Depuis plus de cent cinquante ans, la tradition anarchiste dénonce l’État comme étant l’une des principales source de domination. Pourtant, encore aujourd’hui, la plus grande confusion règne autour de cette notion, au sein même des milieux les plus critiques. Cela peut en partie s’expliquer par le fait que, dans le langage courant, le mot État se réfère autant à une structure politique, un ensemble d’institutions, un gouvernement, qu’à une manière globale de faire société.
Il y a pourtant au cœur de ce phénomène politique une logique structurelle simple. Quelque soit sa forme – monarchie, théocratie, dictature, démocratie – l’État repose toujours sur un principe de délégation/domestication. Autrement dit, l’appareil d’État structure le pouvoir de façon à ce que les gouverné.e.s cèdent le pouvoir politique aux gouvernant.e.s, qui en retour ajuste les réalités sociales dans le sens de leurs propres intérêts pratiques et idéologiques. Cette logique a pour effet de concentrer le pouvoir dans les mains d’une élite, à partir de laquelle s’établit une hiérarchie du haut vers le bas, du centre vers la marge. Pour organiser cette captation du politique, la minorité de gouvernant.e.s s’appuient sur des institutions qui répondent autant aux besoins de la population, qu’elle maintient la main mise des gouvernements. C’est par exemple le cas des forces de l’ordre qui poursuivent les criminels, mais aussi répriment les manifestations populaires. Ou encore de l’éducation nationale qui transmet du savoir formel autant qu’une idéologie favorable à l’État.
N’étant ni pleinement au service des populations, ni totalement contre, l’État joue de cette confusion fondamentale pour asseoir sa crédibilité. Autrement dit, il associe ses inconvénients à ses avantages, tout en présentant cet ensemble comme indissociable. Toute personne voulant opérer une dissociation est traitée d’irresponsable. Puisque sans lui, qu’en serait-il de la sécurité ? De l’ordre économique ? Des services publics ? De la santé ? Sa structure politique n’est-elle pas la condition nécessaire au maintien de ces acquis ? L’État n’est-il pas la somme des individu.e.s qui le compose ? Ce dernier point constitue le plus grand mensonge de nos sociétés. Tout en étant une structure de pouvoir qui permet aux gouvernant.e.s de gouverner, l’État se représente comme un tout englobant gouvernant.e.s et gouverné.e.s, comme une sorte de compromis. Rien n’est plus faux, même sous un régime « démocratique », nos choix et aspirations n’ont aucun impact sur l’État, hormis lors des élections qui procèdent justement d’une délégation du pouvoir politique à des professionnel.le.s.

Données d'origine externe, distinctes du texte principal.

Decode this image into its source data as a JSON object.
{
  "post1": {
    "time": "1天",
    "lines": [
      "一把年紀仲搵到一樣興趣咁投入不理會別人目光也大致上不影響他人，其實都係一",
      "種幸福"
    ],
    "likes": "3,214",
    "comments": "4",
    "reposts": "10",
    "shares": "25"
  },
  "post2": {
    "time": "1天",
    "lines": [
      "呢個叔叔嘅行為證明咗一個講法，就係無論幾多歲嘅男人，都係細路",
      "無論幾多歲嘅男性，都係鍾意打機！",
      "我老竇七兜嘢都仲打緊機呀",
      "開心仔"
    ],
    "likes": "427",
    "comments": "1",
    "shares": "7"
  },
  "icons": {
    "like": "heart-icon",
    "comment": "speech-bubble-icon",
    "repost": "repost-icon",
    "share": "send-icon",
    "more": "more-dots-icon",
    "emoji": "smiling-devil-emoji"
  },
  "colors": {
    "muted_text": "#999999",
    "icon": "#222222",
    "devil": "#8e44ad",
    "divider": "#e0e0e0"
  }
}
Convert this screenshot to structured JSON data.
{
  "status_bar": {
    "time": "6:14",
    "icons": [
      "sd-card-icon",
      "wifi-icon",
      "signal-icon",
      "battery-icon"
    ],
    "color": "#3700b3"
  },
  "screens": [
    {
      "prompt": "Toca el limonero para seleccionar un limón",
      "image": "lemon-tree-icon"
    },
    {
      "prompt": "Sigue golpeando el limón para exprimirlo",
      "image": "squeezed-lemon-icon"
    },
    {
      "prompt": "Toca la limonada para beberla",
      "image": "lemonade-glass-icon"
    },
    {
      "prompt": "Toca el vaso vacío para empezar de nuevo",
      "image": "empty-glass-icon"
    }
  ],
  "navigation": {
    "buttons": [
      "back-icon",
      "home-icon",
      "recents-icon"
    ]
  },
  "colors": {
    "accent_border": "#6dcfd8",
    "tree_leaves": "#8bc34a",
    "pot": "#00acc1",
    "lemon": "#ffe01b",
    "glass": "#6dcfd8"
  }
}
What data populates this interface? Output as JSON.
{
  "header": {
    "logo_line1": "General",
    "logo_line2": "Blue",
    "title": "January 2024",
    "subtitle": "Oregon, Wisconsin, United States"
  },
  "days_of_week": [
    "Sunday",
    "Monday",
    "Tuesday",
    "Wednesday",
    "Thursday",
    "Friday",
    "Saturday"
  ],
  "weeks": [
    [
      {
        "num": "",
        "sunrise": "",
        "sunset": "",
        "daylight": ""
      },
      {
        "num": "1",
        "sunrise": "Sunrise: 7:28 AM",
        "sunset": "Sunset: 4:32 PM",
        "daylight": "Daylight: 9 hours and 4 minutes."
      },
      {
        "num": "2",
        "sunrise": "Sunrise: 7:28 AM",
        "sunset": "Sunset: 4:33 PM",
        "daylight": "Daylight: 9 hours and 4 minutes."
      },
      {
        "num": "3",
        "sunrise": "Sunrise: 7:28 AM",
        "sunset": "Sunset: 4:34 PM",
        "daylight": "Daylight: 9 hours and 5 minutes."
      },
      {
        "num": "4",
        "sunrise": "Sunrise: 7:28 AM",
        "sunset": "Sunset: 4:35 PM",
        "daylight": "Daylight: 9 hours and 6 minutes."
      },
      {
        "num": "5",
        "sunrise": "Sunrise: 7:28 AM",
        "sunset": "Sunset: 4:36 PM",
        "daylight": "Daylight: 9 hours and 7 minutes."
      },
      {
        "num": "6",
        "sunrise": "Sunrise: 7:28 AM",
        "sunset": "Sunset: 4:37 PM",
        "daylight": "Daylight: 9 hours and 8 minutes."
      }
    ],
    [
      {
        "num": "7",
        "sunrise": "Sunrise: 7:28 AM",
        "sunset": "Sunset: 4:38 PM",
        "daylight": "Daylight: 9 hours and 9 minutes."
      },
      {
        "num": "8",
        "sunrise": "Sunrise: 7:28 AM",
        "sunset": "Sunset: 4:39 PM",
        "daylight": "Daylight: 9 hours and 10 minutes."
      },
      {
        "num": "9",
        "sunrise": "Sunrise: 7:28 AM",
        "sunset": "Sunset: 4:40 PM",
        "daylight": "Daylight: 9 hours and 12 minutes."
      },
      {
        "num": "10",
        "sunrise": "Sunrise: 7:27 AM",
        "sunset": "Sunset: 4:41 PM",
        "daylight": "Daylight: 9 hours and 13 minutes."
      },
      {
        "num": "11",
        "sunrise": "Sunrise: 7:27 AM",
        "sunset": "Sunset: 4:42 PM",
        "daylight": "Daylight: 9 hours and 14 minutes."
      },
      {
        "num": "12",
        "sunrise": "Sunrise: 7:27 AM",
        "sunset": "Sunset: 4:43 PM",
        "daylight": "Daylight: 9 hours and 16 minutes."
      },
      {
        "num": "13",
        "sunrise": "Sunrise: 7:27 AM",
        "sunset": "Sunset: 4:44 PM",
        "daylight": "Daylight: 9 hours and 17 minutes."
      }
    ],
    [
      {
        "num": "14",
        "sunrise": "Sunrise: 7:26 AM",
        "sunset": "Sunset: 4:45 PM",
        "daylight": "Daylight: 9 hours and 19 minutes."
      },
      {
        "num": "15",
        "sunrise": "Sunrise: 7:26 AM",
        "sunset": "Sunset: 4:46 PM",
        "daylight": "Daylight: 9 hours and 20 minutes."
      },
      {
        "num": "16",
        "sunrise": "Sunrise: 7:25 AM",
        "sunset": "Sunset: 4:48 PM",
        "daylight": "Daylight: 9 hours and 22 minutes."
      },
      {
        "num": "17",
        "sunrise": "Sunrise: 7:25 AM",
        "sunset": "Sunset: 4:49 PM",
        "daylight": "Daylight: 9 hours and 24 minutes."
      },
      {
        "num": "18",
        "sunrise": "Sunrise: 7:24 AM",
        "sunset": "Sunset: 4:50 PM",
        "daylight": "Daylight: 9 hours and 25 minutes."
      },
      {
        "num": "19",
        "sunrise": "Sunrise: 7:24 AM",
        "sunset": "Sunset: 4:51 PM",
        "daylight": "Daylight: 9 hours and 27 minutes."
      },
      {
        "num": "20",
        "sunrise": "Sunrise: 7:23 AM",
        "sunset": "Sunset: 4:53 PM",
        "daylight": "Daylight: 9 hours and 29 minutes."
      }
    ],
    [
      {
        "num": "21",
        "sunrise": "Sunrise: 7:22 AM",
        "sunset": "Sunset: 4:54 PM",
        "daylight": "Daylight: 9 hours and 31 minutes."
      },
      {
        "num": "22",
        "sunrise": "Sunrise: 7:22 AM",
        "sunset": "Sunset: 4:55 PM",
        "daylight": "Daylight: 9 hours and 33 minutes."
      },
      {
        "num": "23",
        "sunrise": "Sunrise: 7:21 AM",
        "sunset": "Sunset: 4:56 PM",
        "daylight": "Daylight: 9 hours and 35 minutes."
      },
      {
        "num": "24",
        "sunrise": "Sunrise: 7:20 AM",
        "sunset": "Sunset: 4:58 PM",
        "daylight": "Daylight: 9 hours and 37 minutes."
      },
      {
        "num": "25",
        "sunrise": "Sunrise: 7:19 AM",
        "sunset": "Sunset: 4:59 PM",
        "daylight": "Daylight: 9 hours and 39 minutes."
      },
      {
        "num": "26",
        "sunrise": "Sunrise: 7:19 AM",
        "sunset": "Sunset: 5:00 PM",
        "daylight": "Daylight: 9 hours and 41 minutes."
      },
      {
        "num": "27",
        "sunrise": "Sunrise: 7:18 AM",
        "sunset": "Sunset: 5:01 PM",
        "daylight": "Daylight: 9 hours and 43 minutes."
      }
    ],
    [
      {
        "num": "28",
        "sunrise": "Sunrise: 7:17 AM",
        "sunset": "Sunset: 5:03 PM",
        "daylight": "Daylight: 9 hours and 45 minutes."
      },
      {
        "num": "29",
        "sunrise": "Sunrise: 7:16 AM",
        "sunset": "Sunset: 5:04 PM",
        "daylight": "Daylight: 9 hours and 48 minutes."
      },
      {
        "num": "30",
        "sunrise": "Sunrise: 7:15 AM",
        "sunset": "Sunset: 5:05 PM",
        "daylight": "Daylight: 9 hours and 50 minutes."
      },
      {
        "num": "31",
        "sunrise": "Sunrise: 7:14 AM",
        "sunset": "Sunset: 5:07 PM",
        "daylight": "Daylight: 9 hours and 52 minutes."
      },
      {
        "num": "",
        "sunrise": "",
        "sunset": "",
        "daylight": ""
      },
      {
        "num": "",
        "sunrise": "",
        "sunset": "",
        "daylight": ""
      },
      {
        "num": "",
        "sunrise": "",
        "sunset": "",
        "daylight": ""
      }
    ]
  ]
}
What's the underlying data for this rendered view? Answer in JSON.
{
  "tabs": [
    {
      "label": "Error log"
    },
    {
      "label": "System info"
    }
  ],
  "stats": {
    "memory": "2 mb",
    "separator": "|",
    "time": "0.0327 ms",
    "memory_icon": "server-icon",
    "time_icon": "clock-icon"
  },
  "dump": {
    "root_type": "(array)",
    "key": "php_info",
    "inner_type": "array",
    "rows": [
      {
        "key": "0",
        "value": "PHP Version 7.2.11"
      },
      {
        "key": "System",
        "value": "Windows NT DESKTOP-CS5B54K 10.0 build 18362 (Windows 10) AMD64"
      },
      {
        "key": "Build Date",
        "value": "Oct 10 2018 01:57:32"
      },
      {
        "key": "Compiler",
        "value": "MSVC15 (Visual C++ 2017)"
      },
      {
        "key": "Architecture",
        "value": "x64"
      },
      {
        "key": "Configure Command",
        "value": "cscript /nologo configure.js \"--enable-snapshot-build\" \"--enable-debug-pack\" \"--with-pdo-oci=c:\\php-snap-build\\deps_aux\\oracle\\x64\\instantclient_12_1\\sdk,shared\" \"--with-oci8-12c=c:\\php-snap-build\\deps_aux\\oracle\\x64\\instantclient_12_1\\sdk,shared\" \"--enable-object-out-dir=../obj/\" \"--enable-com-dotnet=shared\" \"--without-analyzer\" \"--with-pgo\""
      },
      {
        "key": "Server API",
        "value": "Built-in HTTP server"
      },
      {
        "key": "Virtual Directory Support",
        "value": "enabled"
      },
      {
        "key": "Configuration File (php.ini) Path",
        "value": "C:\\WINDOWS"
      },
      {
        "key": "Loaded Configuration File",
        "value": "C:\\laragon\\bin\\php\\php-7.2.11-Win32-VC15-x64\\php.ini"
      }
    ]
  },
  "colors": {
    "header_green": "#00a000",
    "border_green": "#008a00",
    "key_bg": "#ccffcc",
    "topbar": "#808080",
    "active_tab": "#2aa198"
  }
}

La banalité de la condition étatique est telle - dans nos vies et nos imaginaires - qu’il importe de clarifier les modes d’organisation politique qui s’en écartent. Ce sont les communautés autochtones, les communaux du moyen-âge, l’expérience zapatiste, la tentative confédéraliste du Rojava, en clair les mouvements d’émancipation politique qui font de la petite échelle le socle et le point de départ de l’organisation politique. Si l’État garantie la primauté du pouvoir central, l’émancipation politique garantie la souveraineté politique de la commune ou du quartier. Selon ces conceptions, être anti-étatique ne revient pas à prôner le désordre social ou l’absence de structure, mais de souhaiter un renversement qui placerait les communes libres au cœur d’une nouvelle organisation politique.